Understanding the Genomics and Genetics of Cancer

Your Pathology Report

The pathology report is developed by a surgical pathologist who is specially trained and a critical member of the cancer management team. The surgical pathologist and members of the pathology team assist in defining the extent of the cancer, the tumor grade (low vs. high) and the potential for surgical removal of the tumor, as well as other histologic features of the tumor.

Although it is common for people diagnosed with cancer to have a pathology report, it is not typically shared with them. It is not a secret, and you can request a copy at any time. It is a behind-the-scenes document that helps guide your medical team as they diagnose and plan the treatment, which may include clinical trials, most likely to be effective for you.

Surgical biopsies obtain tissue or lymph nodes, and liquid biopsies use a sample of blood or other body fluid to characterize cancer cells contained in the blood or fluid and test for pieces of DNA that are released from tumor cells. Once a biopsy of a tumor is taken, the specimen is sent to be examined by a specially trained doctor called a surgical pathologist, or by a molecular or genomic pathologist.

The pathologist studies the specimen with and without a microscope, documents its size, describes its location and appearance, and performs special testing, such as molecular testing. Those tests may include cytogenetics studies, flow cytometry and immunohistochemistry. Testing for microsatellite instability (MSI) and tumor mutational burden (TMB) may be included. These tests assess the number of genetic mutations in a tumor. Specific molecular tests are used for certain biomarkers.

Your pathologist may review tests on cells that are present in bodily fluids, such as urine, cerebrospinal fluid (the fluid around the brain and spinal cord), sputum (mucus from the lungs), peritoneal (abdominal cavity) fluid, pleural (chest cavity) fluid, cervical/vaginal smears, and bone marrow.
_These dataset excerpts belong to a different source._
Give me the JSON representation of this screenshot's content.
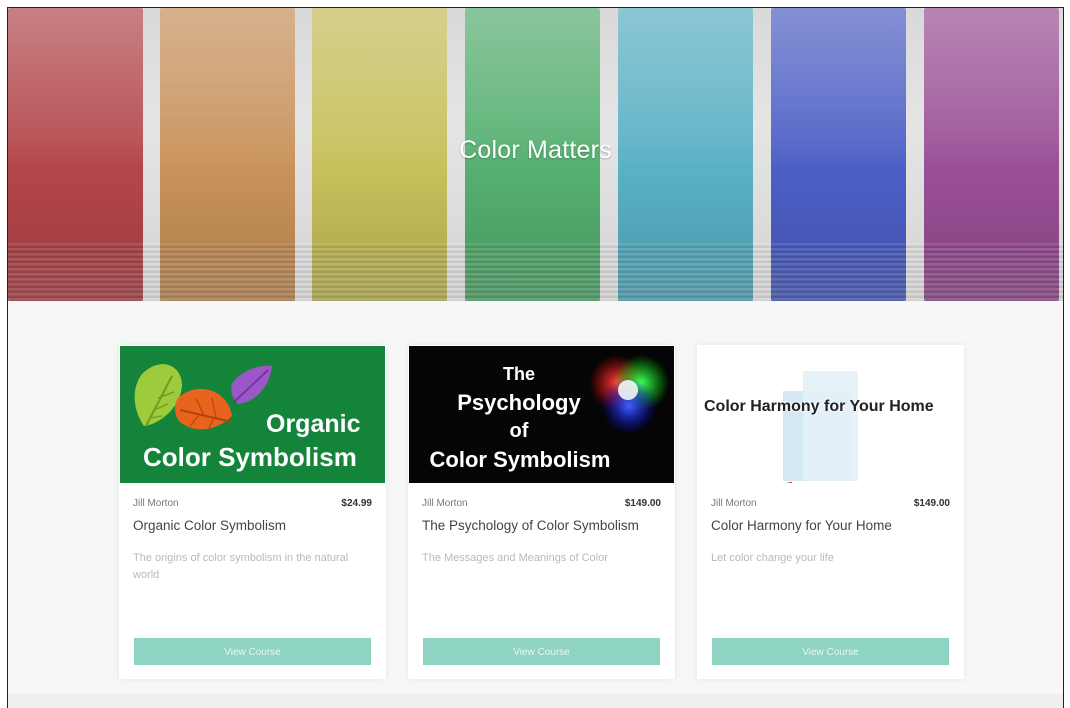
{
  "hero": {
    "title": "Color Matters",
    "panel_colors": [
      "#b4464a",
      "#c9925a",
      "#c8c05a",
      "#55b070",
      "#59b1c6",
      "#4d5fc7",
      "#9a4f96"
    ]
  },
  "courses": [
    {
      "image_text": [
        "Organic",
        "Color Symbolism"
      ],
      "author": "Jill Morton",
      "price": "$24.99",
      "title": "Organic Color Symbolism",
      "description": "The origins of color symbolism in the natural world",
      "button_label": "View Course"
    },
    {
      "image_text": [
        "The",
        "Psychology",
        "of",
        "Color Symbolism"
      ],
      "author": "Jill Morton",
      "price": "$149.00",
      "title": "The Psychology of Color Symbolism",
      "description": "The Messages and Meanings of Color",
      "button_label": "View Course"
    },
    {
      "image_text": [
        "Color Harmony for Your Home"
      ],
      "author": "Jill Morton",
      "price": "$149.00",
      "title": "Color Harmony for Your Home",
      "description": "Let color change your life",
      "button_label": "View Course"
    }
  ],
  "colors": {
    "button": "#8fd3c3",
    "card_image_green": "#14843b",
    "card_image_black": "#050505"
  }
}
The pathologist prepares the pathology report containing the primary results, which is a final diagnosis of your cancer. Secondary (or incidental) findings are medically meaningful but unrelated to the reason for testing, and may also be included in the report. Secondary findings may include genetic risks for future disease, carrier status (carrying a gene for, but not exhibiting, a condition) and findings related to differences in how you may process medications.

The format of a pathology report may be different for each facility but generally includes the following categories.

Clinical history: Contains a brief summary of essential clinical information provided to the surgical pathologist by the oncology team when submitting a specimen for analysis.

Gross description: Includes the color, weight and size of a tissue sample as seen by the naked eye. It may also include the shape of the tissue sample and any visible abnormalities. Also documented are the site(s) from where the tissue was taken, the number of samples taken and whether any lymph nodes were removed.

Microscopic description: Includes information about the appearance of the cells after they have been stained and viewed under the microscope. Staining helps identify different cells and tissues and provides important information about the pattern and shape of cells, the structure of the tissue, the type and number of cells seen in the tissue sample, how abnormal the cells look (also called the tumor grade), and whether there are notable cell features (such as their arrangement and behavior).

Histologic grade: Based on how closely the tumor cells resemble normal cells.

Surgical margins: Indicate whether cancer cells are found in the normal tissue around the edges of the tumor. If they are, additional treatment (surgery or radiation therapy, for example) may be needed.

Extent of invasion: Shows the other nearby structures affected by the tumor. This is a factor in staging and determining treatment.

Lymph node status: Indicates whether the cancer has spread and helps determine how extensive the cancer is.